4. Splurging. Splurging every once in a while is perfectly fine if you’ve built up an emergency fund, are saving for retirement, and have eliminated all of your credit card debt. The secret is to do it in moderation.
5. Letting your kids fail. It may seem cruel, but parents who aren’t afraid to let their kids spend their money on ill-advised purchases (especially those with limited shelf lives) are actually doing them a favor. Experience is a terrific teacher and, with respect to personal finance, it’s better they err early when the impacts are relatively benign. Those “wasted” dollars are money well spent – an invaluable investment in your kids’ personal finance education.
6. Buying a used car. Sure, new cars are great, but they’re an extremely expensive proposition. Financially, they make little sense. The truth is, folks who can live without that new car smell, and are willing to pay for occasional maintenance and repair costs, will get maximum value by buying used instead of new.
7. Loaning money to family. There’s no problem at all with this as long as you are willing to accept that you may never get your money back.

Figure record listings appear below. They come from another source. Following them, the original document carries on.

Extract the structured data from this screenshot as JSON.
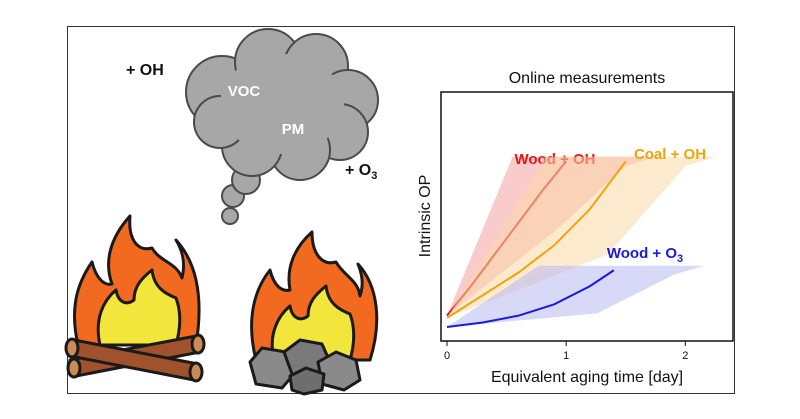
{
  "labels": {
    "oh": "+ OH",
    "o3_prefix": "+ O",
    "o3_sub": "3",
    "voc": "VOC",
    "pm": "PM"
  },
  "chart_data": {
    "type": "line",
    "title": "Online measurements",
    "xlabel": "Equivalent aging time [day]",
    "ylabel": "Intrinsic OP",
    "xticks": [
      "0",
      "1",
      "2"
    ],
    "xlim": [
      0,
      2.4
    ],
    "series": [
      {
        "name": "Wood + OH",
        "label_main": "Wood + OH",
        "label_sub": "",
        "color": "#e01818",
        "band": "#f4a0a0",
        "x": [
          0,
          0.2,
          0.4,
          0.6,
          0.8,
          1.0
        ],
        "y": [
          0.05,
          0.18,
          0.32,
          0.46,
          0.6,
          0.73
        ]
      },
      {
        "name": "Coal + OH",
        "label_main": "Coal + OH",
        "label_sub": "",
        "color": "#f2a20c",
        "band": "#f9d9a8",
        "x": [
          0,
          0.3,
          0.6,
          0.9,
          1.2,
          1.5
        ],
        "y": [
          0.04,
          0.14,
          0.24,
          0.36,
          0.52,
          0.73
        ]
      },
      {
        "name": "Wood + O3",
        "label_main": "Wood + O",
        "label_sub": "3",
        "color": "#1a1adb",
        "band": "#b8b8f0",
        "x": [
          0,
          0.3,
          0.6,
          0.9,
          1.2,
          1.4
        ],
        "y": [
          0.0,
          0.02,
          0.05,
          0.1,
          0.18,
          0.25
        ]
      }
    ]
  }
}
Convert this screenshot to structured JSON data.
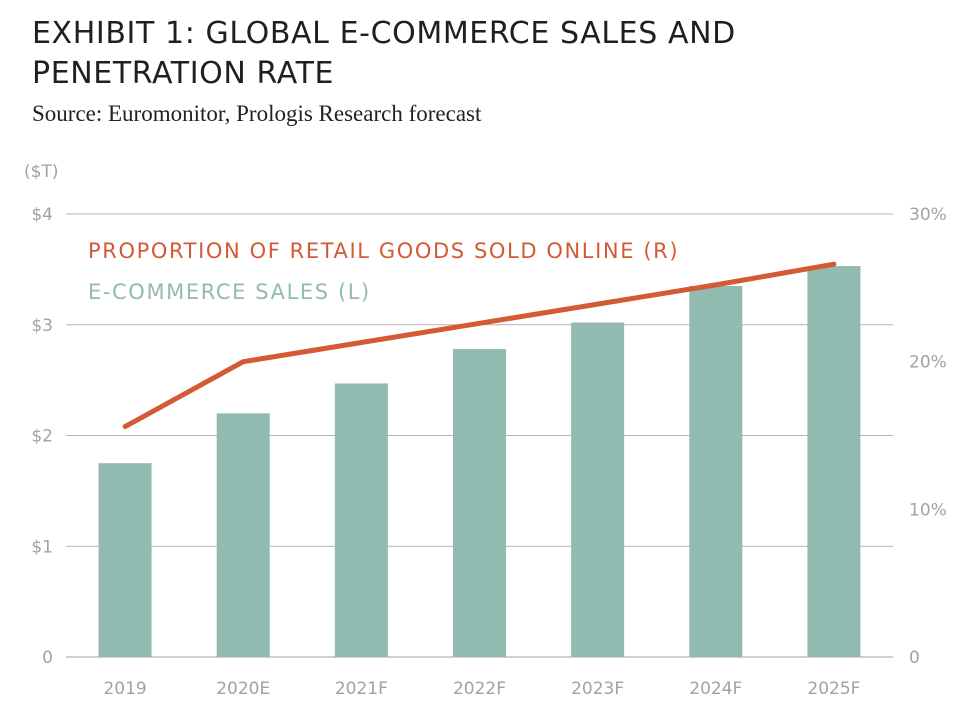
{
  "title": "EXHIBIT 1: GLOBAL E-COMMERCE SALES AND PENETRATION RATE",
  "subtitle": "Source: Euromonitor, Prologis Research forecast",
  "colors": {
    "bar": "#91bab0",
    "line": "#d25a34",
    "grid": "#b4b4b4",
    "axis_text": "#a2a2a2",
    "title": "#1f1f1f"
  },
  "chart_data": {
    "type": "bar",
    "title": "EXHIBIT 1: GLOBAL E-COMMERCE SALES AND PENETRATION RATE",
    "subtitle": "Source: Euromonitor, Prologis Research forecast",
    "categories": [
      "2019",
      "2020E",
      "2021F",
      "2022F",
      "2023F",
      "2024F",
      "2025F"
    ],
    "y_unit_label": "($T)",
    "y_left": {
      "ticks": [
        "0",
        "$1",
        "$2",
        "$3",
        "$4"
      ],
      "tick_values": [
        0,
        1,
        2,
        3,
        4
      ],
      "lim": [
        0,
        4
      ]
    },
    "y_right": {
      "ticks": [
        "0",
        "10%",
        "20%",
        "30%"
      ],
      "tick_values": [
        0,
        10,
        20,
        30
      ],
      "lim": [
        0,
        30
      ]
    },
    "series": [
      {
        "name": "E-COMMERCE SALES (L)",
        "type": "bar",
        "axis": "left",
        "values": [
          1.75,
          2.2,
          2.47,
          2.78,
          3.02,
          3.35,
          3.53
        ]
      },
      {
        "name": "PROPORTION OF RETAIL GOODS SOLD ONLINE (R)",
        "type": "line",
        "axis": "right",
        "values": [
          15.6,
          20.0,
          21.3,
          22.6,
          23.9,
          25.2,
          26.6
        ]
      }
    ],
    "grid": true,
    "legend_position": "top-left"
  }
}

8. Filling a new home with hand-me-down furniture. Here’s a tip for first-time home buyers who are just starting out and find themselves short of cash: It’s not against the law to buy a new home and fill the rooms with hand-me-down or used furniture – or even leave a room or two completely empty. Patience is a virtue.
9. Asking for a lower price. Why is negotiating considered taboo? I’m not suggesting you should go into a grocery store and start negotiating down the price of canned corn. You have to be reasonable and pick your spots. However, there are many stores and service providers out there who will negotiate. The trick is mustering the courage to simply ask if you can get a better price. The worst they can say is “no.”
10. Saying no. Speaking of “no,” we all want to be liked. So it’s not surprising that for many people, myself included, saying no can be extremely difficult at times. Unfortunately, one of the biggest risks to our personal finances is the inability to say no, whether, for example, it’s to satisfy a friend asking you to cosign a loan – or even to yourself when being tempted to keep up with the Joneses.
11. Buying store-brand labels. As my unscientific blind taste tests have proven time and again, sometimes it makes absolutely zero sense paying a premium for name-brand labels. Believe it or not, those bargain store-brand labels are often just as good (if not better) than their name-brand counterparts.